The State Board of Elections on Monday rejected an effort to remove Illinois from the Interstate Voter Registration Crosscheck Program, leaving the state in a controversial system aimed at flagging voters registered in multiple states. The 4-4 split along partisan lines pitted election officials’ desires to have accurate voter rolls against concerns the system can be inaccurate and vulnerable to hackers looking for personal information — with a dash of political intrigue on the side. Republicans voted against leaving the system at Monday’s election board meeting, and Democrats were for it. Illinois is among more than two dozen states participating in the program known as Crosscheck. But the program has drawn increasing criticism after other states have wiped out voter registrations based solely on its findings without following procedures spelled out in federal voting rights laws. Because Monday’s vote was tied, the state remains in the program.

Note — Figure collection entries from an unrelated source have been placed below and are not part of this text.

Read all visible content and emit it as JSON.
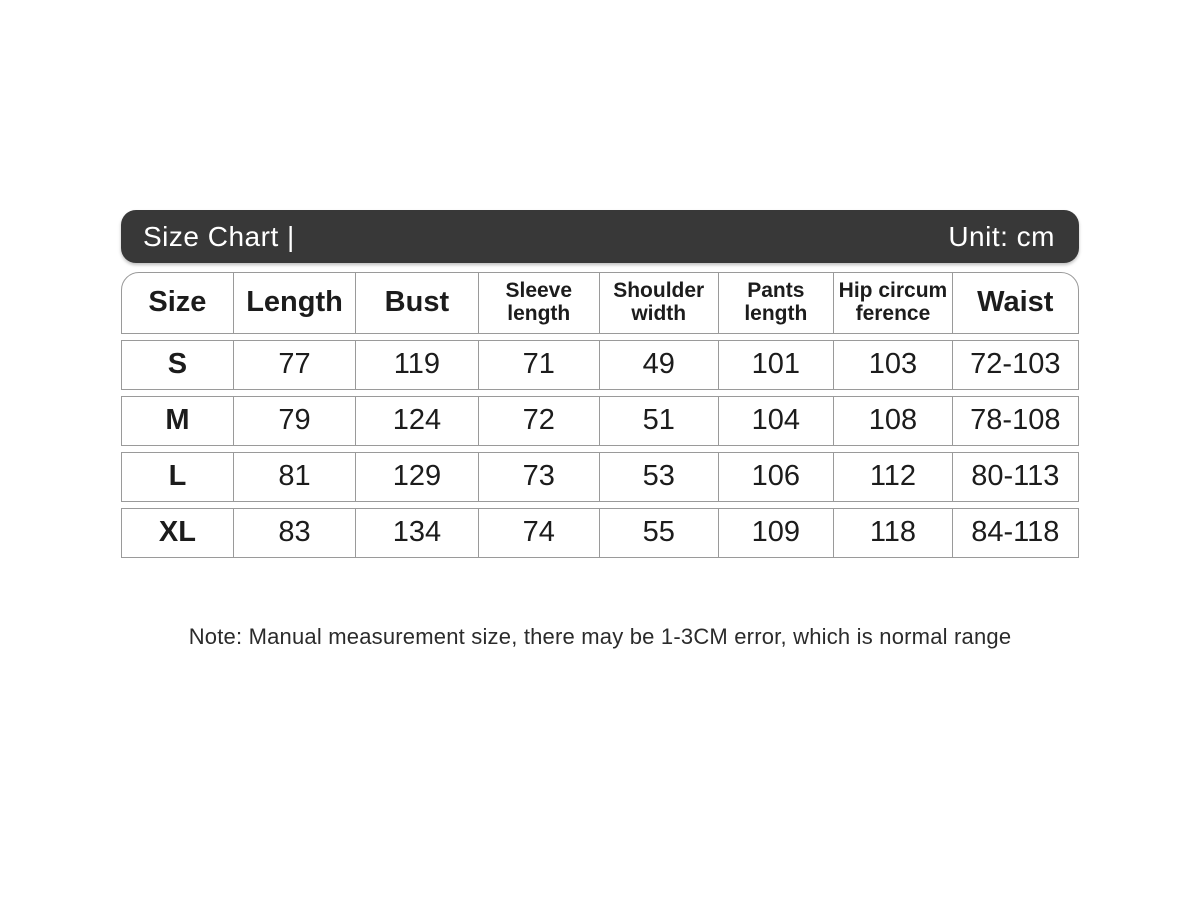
{
  "header_bar": {
    "title": "Size Chart |",
    "unit": "Unit: cm"
  },
  "chart_data": {
    "type": "table",
    "title": "Size Chart",
    "unit": "cm",
    "columns": [
      {
        "label": "Size",
        "style": "large"
      },
      {
        "label": "Length",
        "style": "large"
      },
      {
        "label": "Bust",
        "style": "large"
      },
      {
        "label": "Sleeve\nlength",
        "style": "small"
      },
      {
        "label": "Shoulder\nwidth",
        "style": "small"
      },
      {
        "label": "Pants\nlength",
        "style": "small"
      },
      {
        "label": "Hip circum\nference",
        "style": "small"
      },
      {
        "label": "Waist",
        "style": "large"
      }
    ],
    "col_widths_pct": [
      11.7,
      12.8,
      12.8,
      12.7,
      12.4,
      12.1,
      12.4,
      13.1
    ],
    "rows": [
      {
        "size": "S",
        "values": [
          "77",
          "119",
          "71",
          "49",
          "101",
          "103",
          "72-103"
        ]
      },
      {
        "size": "M",
        "values": [
          "79",
          "124",
          "72",
          "51",
          "104",
          "108",
          "78-108"
        ]
      },
      {
        "size": "L",
        "values": [
          "81",
          "129",
          "73",
          "53",
          "106",
          "112",
          "80-113"
        ]
      },
      {
        "size": "XL",
        "values": [
          "83",
          "134",
          "74",
          "55",
          "109",
          "118",
          "84-118"
        ]
      }
    ]
  },
  "note": "Note: Manual measurement size, there may be 1-3CM error, which is normal range",
  "colors": {
    "bar_bg": "#383838",
    "bar_text": "#ffffff",
    "table_border": "#9a9a9a",
    "text": "#1c1c1c",
    "page_bg": "#ffffff"
  }
}
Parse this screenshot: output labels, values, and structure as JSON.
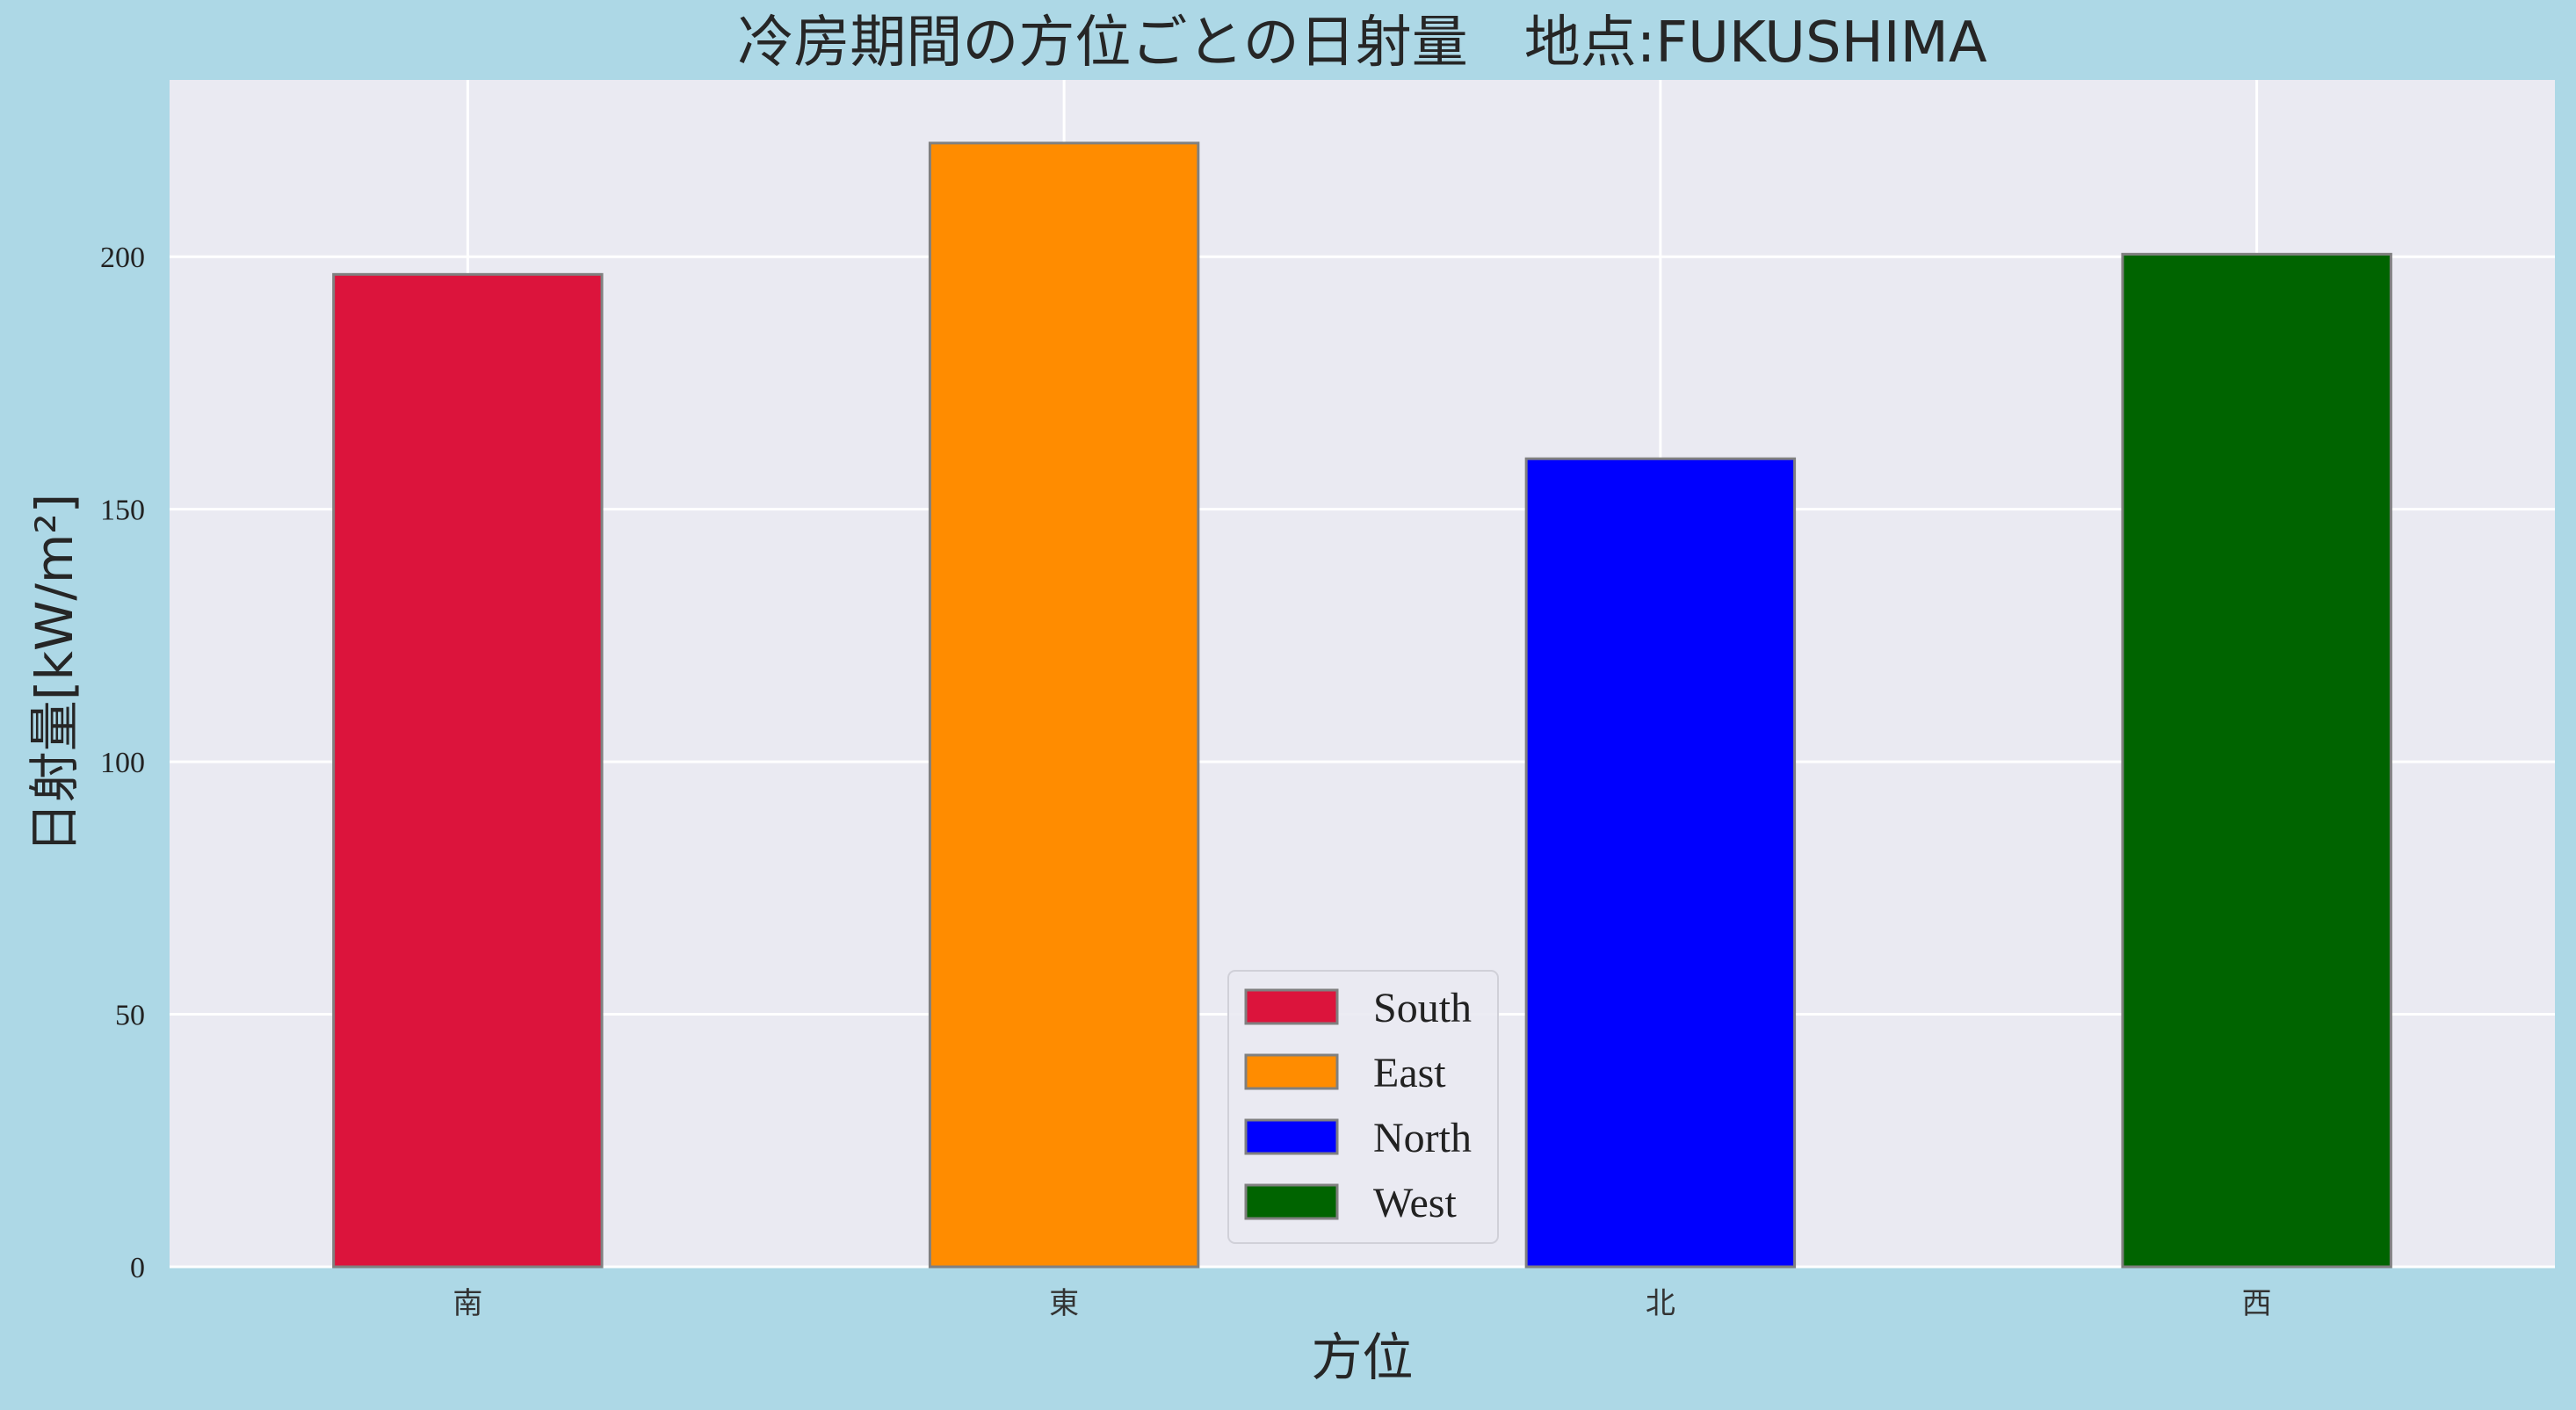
{
  "chart_data": {
    "type": "bar",
    "title": "冷房期間の方位ごとの日射量　地点:FUKUSHIMA",
    "xlabel": "方位",
    "ylabel": "日射量[kW/m²]",
    "categories": [
      "南",
      "東",
      "北",
      "西"
    ],
    "values": [
      196.5,
      222.5,
      160.0,
      200.5
    ],
    "colors": [
      "#dc143c",
      "#ff8c00",
      "#0000ff",
      "#006400"
    ],
    "legend": [
      "South",
      "East",
      "North",
      "West"
    ],
    "legend_position": "lower center",
    "ylim": [
      0,
      235
    ],
    "yticks": [
      0,
      50,
      100,
      150,
      200
    ],
    "grid": true,
    "background": "#add8e6",
    "plot_background": "#eaeaf2"
  }
}
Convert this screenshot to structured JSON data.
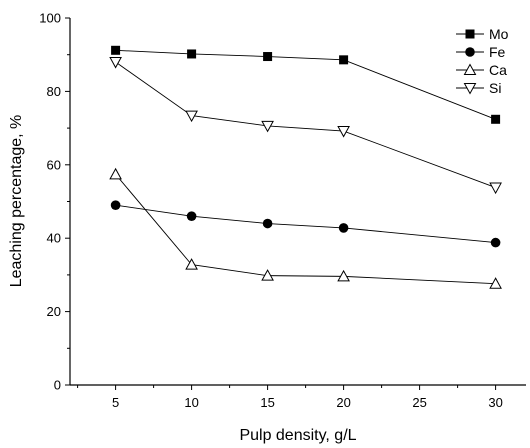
{
  "chart_data": {
    "type": "line",
    "xlabel": "Pulp density, g/L",
    "ylabel": "Leaching percentage, %",
    "xlim": [
      2,
      32
    ],
    "ylim": [
      0,
      100
    ],
    "x_ticks": [
      5,
      10,
      15,
      20,
      25,
      30
    ],
    "y_ticks": [
      0,
      20,
      40,
      60,
      80,
      100
    ],
    "grid": false,
    "legend_position": "top-right",
    "x": [
      5,
      10,
      15,
      20,
      30
    ],
    "series": [
      {
        "name": "Mo",
        "marker": "square",
        "values": [
          91.2,
          90.2,
          89.5,
          88.6,
          72.4
        ]
      },
      {
        "name": "Fe",
        "marker": "circle",
        "values": [
          49.0,
          46.0,
          44.0,
          42.8,
          38.8
        ]
      },
      {
        "name": "Ca",
        "marker": "triangle-up",
        "values": [
          57.4,
          32.8,
          29.8,
          29.6,
          27.6
        ]
      },
      {
        "name": "Si",
        "marker": "triangle-down",
        "values": [
          88.0,
          73.4,
          70.6,
          69.2,
          53.8
        ]
      }
    ]
  }
}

Indivisible Chicago, a progressive group formed following President Donald Trump‘s election, has raised security concerns involving Illinois voters’ personal information, but there are also political considerations. The top election official in Crosscheck’s home state, Kansas Secretary of State Kris Kobach, is the co-chair of a Trump-appointed panel on voter fraud that Democrats contend is aimed at trying to push voter suppression measures.
William McGuffage, a Democrat from Chicago who has served on the board for 18 years, called Crosscheck “suspect for a lot of reasons.” He contended there was a “symbiotic relationship” between Kobach’s role in Kansas overseeing the multistate database and his role on “what I called the bogus Trump commission.”